Dandridge-Jamison plays guitar, piano and sings.
Instead of going to places such as Philadelphia and New York, one of his aspirations is to sell out Dante Hall Theater in the city’s Ducktown neighborhood.
“All of the talented individuals gravitate to these oversaturated hot spots, and then they leave a void, a vacancy of culture and art and youthful exuberance,” Dandridge-Jamison said.
Asbury Park Councilwoman Eileen Chapman credits the culture in her town with bringing that Monmouth County city back to life.
“I don’t know what would have happened if people weren’t still coming here for music even during the darker days,” she said. “Music was still a part of keeping people engaged even during those darkest hours.”
According to a 2017 report by the Asbury Park Press detailing how music energized the city, the more than 1 million people who visited Asbury Park contributed to the local economy.
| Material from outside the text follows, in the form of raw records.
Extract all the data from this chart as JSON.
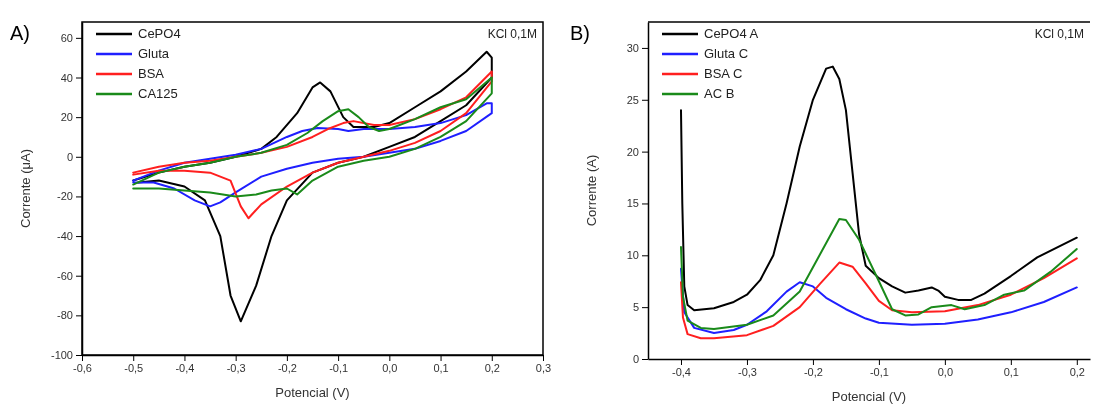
{
  "chart_data": [
    {
      "type": "line",
      "title": "A)",
      "xlabel": "Potencial (V)",
      "ylabel": "Corrente (μA)",
      "annotations": [
        "KCl 0,1M"
      ],
      "legend": "top left",
      "xlim": [
        -0.6,
        0.3
      ],
      "ylim": [
        -100,
        68
      ],
      "xticks": [
        {
          "value": -0.6,
          "label": "-0,6"
        },
        {
          "value": -0.5,
          "label": "-0,5"
        },
        {
          "value": -0.4,
          "label": "-0,4"
        },
        {
          "value": -0.3,
          "label": "-0,3"
        },
        {
          "value": -0.2,
          "label": "-0,2"
        },
        {
          "value": -0.1,
          "label": "-0,1"
        },
        {
          "value": 0,
          "label": "0,0"
        },
        {
          "value": 0.1,
          "label": "0,1"
        },
        {
          "value": 0.2,
          "label": "0,2"
        },
        {
          "value": 0.3,
          "label": "0,3"
        }
      ],
      "yticks": [
        -100,
        -80,
        -60,
        -40,
        -20,
        0,
        20,
        40,
        60
      ],
      "series": [
        {
          "name": "CePO4",
          "color": "#000000",
          "x": [
            -0.5,
            -0.45,
            -0.4,
            -0.35,
            -0.3,
            -0.25,
            -0.22,
            -0.18,
            -0.15,
            -0.135,
            -0.115,
            -0.09,
            -0.07,
            -0.03,
            0.0,
            0.05,
            0.1,
            0.15,
            0.19,
            0.2,
            0.2,
            0.15,
            0.1,
            0.05,
            0.0,
            -0.05,
            -0.1,
            -0.15,
            -0.2,
            -0.23,
            -0.26,
            -0.29,
            -0.31,
            -0.33,
            -0.36,
            -0.4,
            -0.45,
            -0.49
          ],
          "values": [
            -12,
            -8,
            -5,
            -3,
            0,
            4,
            10,
            22,
            35,
            37.5,
            33,
            20,
            15,
            15,
            17,
            25,
            33,
            43,
            53,
            50,
            40,
            26,
            18,
            10,
            5,
            0,
            -3,
            -8,
            -22,
            -40,
            -65,
            -83,
            -70,
            -40,
            -22,
            -15,
            -12,
            -13
          ]
        },
        {
          "name": "Gluta",
          "color": "#1f1fff",
          "x": [
            -0.5,
            -0.45,
            -0.4,
            -0.35,
            -0.3,
            -0.25,
            -0.2,
            -0.17,
            -0.14,
            -0.1,
            -0.08,
            -0.05,
            0.0,
            0.05,
            0.1,
            0.15,
            0.19,
            0.2,
            0.2,
            0.15,
            0.1,
            0.05,
            0.0,
            -0.05,
            -0.1,
            -0.15,
            -0.2,
            -0.25,
            -0.3,
            -0.33,
            -0.35,
            -0.38,
            -0.42,
            -0.46,
            -0.5
          ],
          "values": [
            -12,
            -7,
            -3,
            -1,
            1,
            4,
            10,
            13,
            14.5,
            14,
            13,
            14,
            14,
            15,
            17,
            21,
            27,
            27,
            22,
            13,
            8,
            4,
            2,
            0,
            -1,
            -3,
            -6,
            -10,
            -18,
            -23,
            -25,
            -22,
            -16,
            -13,
            -13
          ]
        },
        {
          "name": "BSA",
          "color": "#ff1f1f",
          "x": [
            -0.5,
            -0.45,
            -0.4,
            -0.35,
            -0.3,
            -0.25,
            -0.2,
            -0.15,
            -0.12,
            -0.09,
            -0.07,
            -0.03,
            0.0,
            0.05,
            0.1,
            0.15,
            0.2,
            0.2,
            0.15,
            0.1,
            0.05,
            0.0,
            -0.05,
            -0.1,
            -0.15,
            -0.2,
            -0.25,
            -0.275,
            -0.29,
            -0.31,
            -0.35,
            -0.4,
            -0.45,
            -0.5
          ],
          "values": [
            -8,
            -5,
            -3,
            -2,
            0,
            2,
            5,
            10,
            14,
            17,
            18,
            16,
            16,
            19,
            24,
            30,
            43,
            38,
            22,
            13,
            7,
            3,
            0,
            -3,
            -8,
            -15,
            -24,
            -31,
            -25,
            -12,
            -8,
            -7,
            -7,
            -9
          ]
        },
        {
          "name": "CA125",
          "color": "#1a8a1a",
          "x": [
            -0.5,
            -0.45,
            -0.4,
            -0.35,
            -0.3,
            -0.25,
            -0.2,
            -0.16,
            -0.13,
            -0.1,
            -0.08,
            -0.06,
            -0.04,
            -0.02,
            0.0,
            0.05,
            0.1,
            0.15,
            0.2,
            0.2,
            0.15,
            0.1,
            0.05,
            0.0,
            -0.05,
            -0.1,
            -0.15,
            -0.18,
            -0.2,
            -0.23,
            -0.26,
            -0.3,
            -0.35,
            -0.4,
            -0.45,
            -0.5
          ],
          "values": [
            -14,
            -8,
            -5,
            -3,
            0,
            2,
            6,
            12,
            18,
            23,
            24,
            20,
            15,
            13,
            14,
            19,
            25,
            29,
            40,
            32,
            18,
            10,
            4,
            0,
            -2,
            -5,
            -12,
            -19,
            -16,
            -17,
            -19,
            -20,
            -18,
            -17,
            -16,
            -16
          ]
        }
      ]
    },
    {
      "type": "line",
      "title": "B)",
      "xlabel": "Potencial (V)",
      "ylabel": "Corrente (A)",
      "annotations": [
        "KCl 0,1M"
      ],
      "legend": "top left",
      "xlim": [
        -0.45,
        0.22
      ],
      "ylim": [
        0,
        32.5
      ],
      "xticks": [
        {
          "value": -0.4,
          "label": "-0,4"
        },
        {
          "value": -0.3,
          "label": "-0,3"
        },
        {
          "value": -0.2,
          "label": "-0,2"
        },
        {
          "value": -0.1,
          "label": "-0,1"
        },
        {
          "value": 0,
          "label": "0,0"
        },
        {
          "value": 0.1,
          "label": "0,1"
        },
        {
          "value": 0.2,
          "label": "0,2"
        }
      ],
      "yticks": [
        0,
        5,
        10,
        15,
        20,
        25,
        30
      ],
      "series": [
        {
          "name": "CePO4 A",
          "color": "#000000",
          "x": [
            -0.4,
            -0.398,
            -0.395,
            -0.39,
            -0.38,
            -0.35,
            -0.32,
            -0.3,
            -0.28,
            -0.26,
            -0.24,
            -0.22,
            -0.2,
            -0.18,
            -0.17,
            -0.16,
            -0.15,
            -0.14,
            -0.13,
            -0.12,
            -0.1,
            -0.08,
            -0.06,
            -0.04,
            -0.02,
            -0.01,
            0.0,
            0.02,
            0.04,
            0.06,
            0.1,
            0.14,
            0.2
          ],
          "values": [
            24,
            15,
            7,
            5.2,
            4.7,
            4.9,
            5.5,
            6.2,
            7.6,
            10,
            15,
            20.5,
            25,
            28,
            28.2,
            27,
            24,
            18,
            12,
            9,
            7.8,
            7,
            6.4,
            6.6,
            6.9,
            6.6,
            6,
            5.7,
            5.7,
            6.3,
            8,
            9.8,
            11.7
          ]
        },
        {
          "name": "Gluta C",
          "color": "#1f1fff",
          "x": [
            -0.4,
            -0.395,
            -0.38,
            -0.35,
            -0.32,
            -0.3,
            -0.27,
            -0.24,
            -0.22,
            -0.2,
            -0.18,
            -0.15,
            -0.12,
            -0.1,
            -0.05,
            0.0,
            0.05,
            0.1,
            0.15,
            0.2
          ],
          "values": [
            8.7,
            4.5,
            3,
            2.5,
            2.8,
            3.3,
            4.6,
            6.5,
            7.4,
            7,
            5.9,
            4.8,
            3.9,
            3.5,
            3.3,
            3.4,
            3.8,
            4.5,
            5.5,
            6.9
          ]
        },
        {
          "name": "BSA C",
          "color": "#ff1f1f",
          "x": [
            -0.4,
            -0.397,
            -0.39,
            -0.37,
            -0.35,
            -0.3,
            -0.26,
            -0.22,
            -0.19,
            -0.16,
            -0.14,
            -0.12,
            -0.1,
            -0.08,
            -0.05,
            0.0,
            0.05,
            0.1,
            0.15,
            0.2
          ],
          "values": [
            7.4,
            4,
            2.4,
            2,
            2,
            2.3,
            3.2,
            5,
            7.2,
            9.3,
            8.9,
            7.3,
            5.6,
            4.7,
            4.5,
            4.6,
            5.2,
            6.2,
            7.8,
            9.7
          ]
        },
        {
          "name": "AC B",
          "color": "#1a8a1a",
          "x": [
            -0.4,
            -0.397,
            -0.39,
            -0.37,
            -0.35,
            -0.3,
            -0.26,
            -0.22,
            -0.19,
            -0.16,
            -0.15,
            -0.13,
            -0.1,
            -0.08,
            -0.06,
            -0.04,
            -0.02,
            0.01,
            0.03,
            0.06,
            0.09,
            0.12,
            0.16,
            0.2
          ],
          "values": [
            10.8,
            6,
            3.7,
            3,
            2.9,
            3.3,
            4.2,
            6.5,
            10,
            13.5,
            13.4,
            11.5,
            7.5,
            4.8,
            4.2,
            4.3,
            5,
            5.2,
            4.8,
            5.2,
            6.2,
            6.6,
            8.4,
            10.6
          ]
        }
      ]
    }
  ]
}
The city collected nearly $4.5 million in parking fees that year, up from $1.9 million in 2013, and the city generated $2.1 million in beach revenue, a 15% increase from 2015.
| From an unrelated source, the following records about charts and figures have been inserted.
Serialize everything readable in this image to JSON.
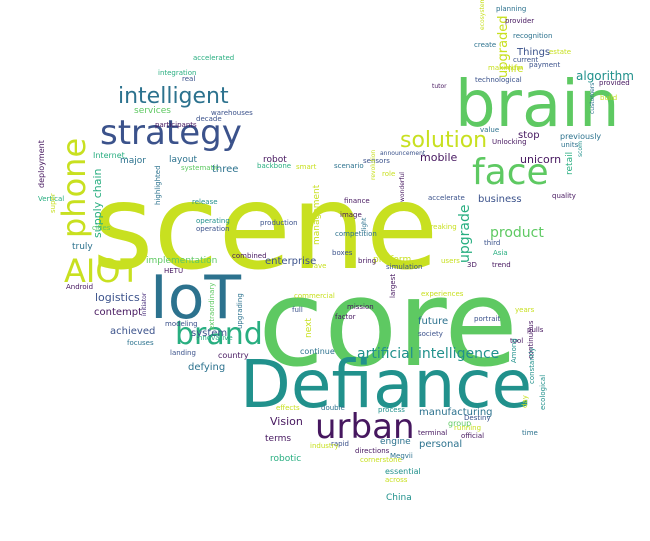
{
  "palette": {
    "dark_purple": "#46175f",
    "purple": "#472d7b",
    "indigo": "#3b528b",
    "steel_blue": "#2c728e",
    "teal": "#21918c",
    "sea_green": "#28ae80",
    "green": "#5ec962",
    "lime": "#addc30",
    "yellow": "#c8e020"
  },
  "words": [
    {
      "text": "scene",
      "color": "#c8e020"
    },
    {
      "text": "core",
      "color": "#5ec962"
    },
    {
      "text": "Defiance",
      "color": "#21918c"
    },
    {
      "text": "brain",
      "color": "#5ec962"
    },
    {
      "text": "IoT",
      "color": "#2c728e"
    },
    {
      "text": "strategy",
      "color": "#3b528b"
    },
    {
      "text": "face",
      "color": "#5ec962"
    },
    {
      "text": "urban",
      "color": "#46175f"
    },
    {
      "text": "brand",
      "color": "#28ae80"
    },
    {
      "text": "AIOT",
      "color": "#c8e020"
    },
    {
      "text": "phone",
      "color": "#c8e020"
    },
    {
      "text": "intelligent",
      "color": "#2c728e"
    },
    {
      "text": "solution",
      "color": "#c8e020"
    },
    {
      "text": "artificial intelligence",
      "color": "#21918c"
    },
    {
      "text": "algorithm",
      "color": "#21918c"
    },
    {
      "text": "supply chain",
      "color": "#28ae80"
    },
    {
      "text": "upgraded",
      "color": "#c8e020"
    },
    {
      "text": "upgrade",
      "color": "#28ae80"
    },
    {
      "text": "product",
      "color": "#5ec962"
    },
    {
      "text": "logistics",
      "color": "#3b528b"
    },
    {
      "text": "mobile",
      "color": "#46175f"
    },
    {
      "text": "unicorn",
      "color": "#46175f"
    },
    {
      "text": "Things",
      "color": "#3b528b"
    },
    {
      "text": "business",
      "color": "#3b528b"
    },
    {
      "text": "life",
      "color": "#c8e020"
    },
    {
      "text": "stop",
      "color": "#46175f"
    },
    {
      "text": "previously",
      "color": "#2c728e"
    },
    {
      "text": "manufacturing",
      "color": "#2c728e"
    },
    {
      "text": "personal",
      "color": "#2c728e"
    },
    {
      "text": "Vision",
      "color": "#46175f"
    },
    {
      "text": "group",
      "color": "#5ec962"
    },
    {
      "text": "engine",
      "color": "#2c728e"
    },
    {
      "text": "future",
      "color": "#2c728e"
    },
    {
      "text": "robot",
      "color": "#46175f"
    },
    {
      "text": "enterprise",
      "color": "#3b528b"
    },
    {
      "text": "achieved",
      "color": "#3b528b"
    },
    {
      "text": "contempt",
      "color": "#46175f"
    },
    {
      "text": "defying",
      "color": "#2c728e"
    },
    {
      "text": "system",
      "color": "#3b528b"
    },
    {
      "text": "three",
      "color": "#2c728e"
    },
    {
      "text": "layout",
      "color": "#2c728e"
    },
    {
      "text": "services",
      "color": "#5ec962"
    },
    {
      "text": "implementation",
      "color": "#5ec962"
    },
    {
      "text": "truly",
      "color": "#2c728e"
    },
    {
      "text": "management",
      "color": "#c8e020"
    },
    {
      "text": "next",
      "color": "#c8e020"
    },
    {
      "text": "platform",
      "color": "#c8e020"
    },
    {
      "text": "major",
      "color": "#2c728e"
    },
    {
      "text": "Internet,",
      "color": "#28ae80"
    },
    {
      "text": "deployment",
      "color": "#46175f"
    },
    {
      "text": "retail",
      "color": "#28ae80"
    },
    {
      "text": "robotic",
      "color": "#28ae80"
    },
    {
      "text": "terms",
      "color": "#46175f"
    },
    {
      "text": "China",
      "color": "#21918c"
    },
    {
      "text": "essential",
      "color": "#21918c"
    },
    {
      "text": "across",
      "color": "#c8e020"
    },
    {
      "text": "cornerstone",
      "color": "#c8e020"
    },
    {
      "text": "Megvii",
      "color": "#2c728e"
    },
    {
      "text": "directions",
      "color": "#46175f"
    },
    {
      "text": "rapid",
      "color": "#3b528b"
    },
    {
      "text": "industry",
      "color": "#c8e020"
    },
    {
      "text": "terminal",
      "color": "#46175f"
    },
    {
      "text": "official",
      "color": "#46175f"
    },
    {
      "text": "Destiny",
      "color": "#3b528b"
    },
    {
      "text": "running",
      "color": "#c8e020"
    },
    {
      "text": "process",
      "color": "#21918c"
    },
    {
      "text": "double",
      "color": "#2c728e"
    },
    {
      "text": "effects",
      "color": "#c8e020"
    },
    {
      "text": "continue",
      "color": "#2c728e"
    },
    {
      "text": "country",
      "color": "#46175f"
    },
    {
      "text": "landing",
      "color": "#3b528b"
    },
    {
      "text": "innovative",
      "color": "#28ae80"
    },
    {
      "text": "modeling",
      "color": "#3b528b"
    },
    {
      "text": "focuses",
      "color": "#2c728e"
    },
    {
      "text": "HETU",
      "color": "#46175f"
    },
    {
      "text": "Android",
      "color": "#46175f"
    },
    {
      "text": "initiator",
      "color": "#472d7b"
    },
    {
      "text": "extraordinary",
      "color": "#5ec962"
    },
    {
      "text": "upgrading",
      "color": "#2c728e"
    },
    {
      "text": "combined",
      "color": "#46175f"
    },
    {
      "text": "cities",
      "color": "#5ec962"
    },
    {
      "text": "operation",
      "color": "#3b528b"
    },
    {
      "text": "operating",
      "color": "#21918c"
    },
    {
      "text": "release",
      "color": "#21918c"
    },
    {
      "text": "production",
      "color": "#3b528b"
    },
    {
      "text": "highlighted",
      "color": "#2c728e"
    },
    {
      "text": "systematic",
      "color": "#5ec962"
    },
    {
      "text": "participants",
      "color": "#46175f"
    },
    {
      "text": "decade",
      "color": "#3b528b"
    },
    {
      "text": "warehouses",
      "color": "#3b528b"
    },
    {
      "text": "real",
      "color": "#3b528b"
    },
    {
      "text": "integration",
      "color": "#28ae80"
    },
    {
      "text": "accelerated",
      "color": "#28ae80"
    },
    {
      "text": "Vertical",
      "color": "#28ae80"
    },
    {
      "text": "super",
      "color": "#c8e020"
    },
    {
      "text": "backbone",
      "color": "#28ae80"
    },
    {
      "text": "smart",
      "color": "#c8e020"
    },
    {
      "text": "scenario",
      "color": "#2c728e"
    },
    {
      "text": "sensors",
      "color": "#3b528b"
    },
    {
      "text": "revolution",
      "color": "#c8e020"
    },
    {
      "text": "role",
      "color": "#c8e020"
    },
    {
      "text": "announcement",
      "color": "#3b528b"
    },
    {
      "text": "finance",
      "color": "#46175f"
    },
    {
      "text": "image",
      "color": "#46175f"
    },
    {
      "text": "light",
      "color": "#2c728e"
    },
    {
      "text": "competition",
      "color": "#2c728e"
    },
    {
      "text": "boxes",
      "color": "#3b528b"
    },
    {
      "text": "wave",
      "color": "#c8e020"
    },
    {
      "text": "bring",
      "color": "#46175f"
    },
    {
      "text": "simulation",
      "color": "#3b528b"
    },
    {
      "text": "wonderful",
      "color": "#46175f"
    },
    {
      "text": "breaking",
      "color": "#c8e020"
    },
    {
      "text": "accelerate",
      "color": "#3b528b"
    },
    {
      "text": "users",
      "color": "#c8e020"
    },
    {
      "text": "3D",
      "color": "#46175f"
    },
    {
      "text": "trend",
      "color": "#46175f"
    },
    {
      "text": "Asia",
      "color": "#28ae80"
    },
    {
      "text": "third",
      "color": "#3b528b"
    },
    {
      "text": "commercial",
      "color": "#c8e020"
    },
    {
      "text": "full",
      "color": "#3b528b"
    },
    {
      "text": "mission",
      "color": "#46175f"
    },
    {
      "text": "factor",
      "color": "#46175f"
    },
    {
      "text": "largest",
      "color": "#46175f"
    },
    {
      "text": "experiences",
      "color": "#c8e020"
    },
    {
      "text": "society",
      "color": "#3b528b"
    },
    {
      "text": "portrait",
      "color": "#3b528b"
    },
    {
      "text": "years",
      "color": "#c8e020"
    },
    {
      "text": "pulls",
      "color": "#46175f"
    },
    {
      "text": "tool",
      "color": "#46175f"
    },
    {
      "text": "Among",
      "color": "#21918c"
    },
    {
      "text": "continuous",
      "color": "#46175f"
    },
    {
      "text": "constantly",
      "color": "#21918c"
    },
    {
      "text": "day",
      "color": "#c8e020"
    },
    {
      "text": "time",
      "color": "#2c728e"
    },
    {
      "text": "ecological",
      "color": "#21918c"
    },
    {
      "text": "quality",
      "color": "#46175f"
    },
    {
      "text": "units",
      "color": "#2c728e"
    },
    {
      "text": "Unlocking",
      "color": "#46175f"
    },
    {
      "text": "value",
      "color": "#2c728e"
    },
    {
      "text": "tutor",
      "color": "#46175f"
    },
    {
      "text": "technological",
      "color": "#3b528b"
    },
    {
      "text": "maximum",
      "color": "#c8e020"
    },
    {
      "text": "current",
      "color": "#3b528b"
    },
    {
      "text": "create",
      "color": "#2c728e"
    },
    {
      "text": "ecosystem",
      "color": "#c8e020"
    },
    {
      "text": "planning",
      "color": "#2c728e"
    },
    {
      "text": "provider",
      "color": "#46175f"
    },
    {
      "text": "recognition",
      "color": "#2c728e"
    },
    {
      "text": "estate",
      "color": "#c8e020"
    },
    {
      "text": "payment",
      "color": "#3b528b"
    },
    {
      "text": "customers",
      "color": "#2c728e"
    },
    {
      "text": "provided",
      "color": "#46175f"
    },
    {
      "text": "build",
      "color": "#c8e020"
    },
    {
      "text": "scom",
      "color": "#21918c"
    }
  ]
}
“Music Saved Asbury Park,” according to the slogan printed on a popular T-shirt sold in the city.
Chapman attributed the city’s ability to embrace its entertainment scene in part to Bruce Springsteen, who continues to make appearances at venues such as the Stone Pony.
“Had we not had that history and that legacy, we may have ended up being a forgotten town,” Chapman said.
But while Atlantic City doesn’t have The Boss, those in the music scene say there isn’t a shortage of talent.
“I keep hearing there’s no hip young bands,” said Steve Weiss, co-founder of Atlantic City-based NorStep Productions. “Open your ears.”
Weiss said he booked three talented bands from the city to play a show at Bourre on New York Avenue at the end of July.
“I could probably throw a rock and hit another three that would be great young bands from Atlantic City,” he said.
Weiss started his business supporting local bands five years ago, when he said the music scene in the city was “on life support.” He worked with Le Grand Fromage and the BoneYard, two local venues that have since closed. Still, he continued to work to promote local talent.
“I live in my city. I want to work on my city. I want to make my city better, so why not use up the people from the city?” he said. “Let’s get local kids on the stage, and any stage we can get them on.”
He said it can be tricky for bars and local businesses to support original music and turn a profit because shows and the revenue they draw can be unpredictable.
But Weiss said things are changing.
He credited new businesses such as Bourre for embracing local acts.
Gilliam said the city has its own plan to generate more venues by re-evaluating the properties the city owns, whether commercial or residential, and seeking new uses for them.
He said once a property is selected, the city will put it up for auction or file a request for proposals to make sure its vision matches with that of an investor.
Those plans have not materialized yet, but if these new venues do come to pass, Weiss said, he’ll be involved one way or another.
“I think it’s important, because people need outlets. There’s really no better outlet than music,” Weiss said. “It gives people a place to go to be themselves. It’s fun as hell.”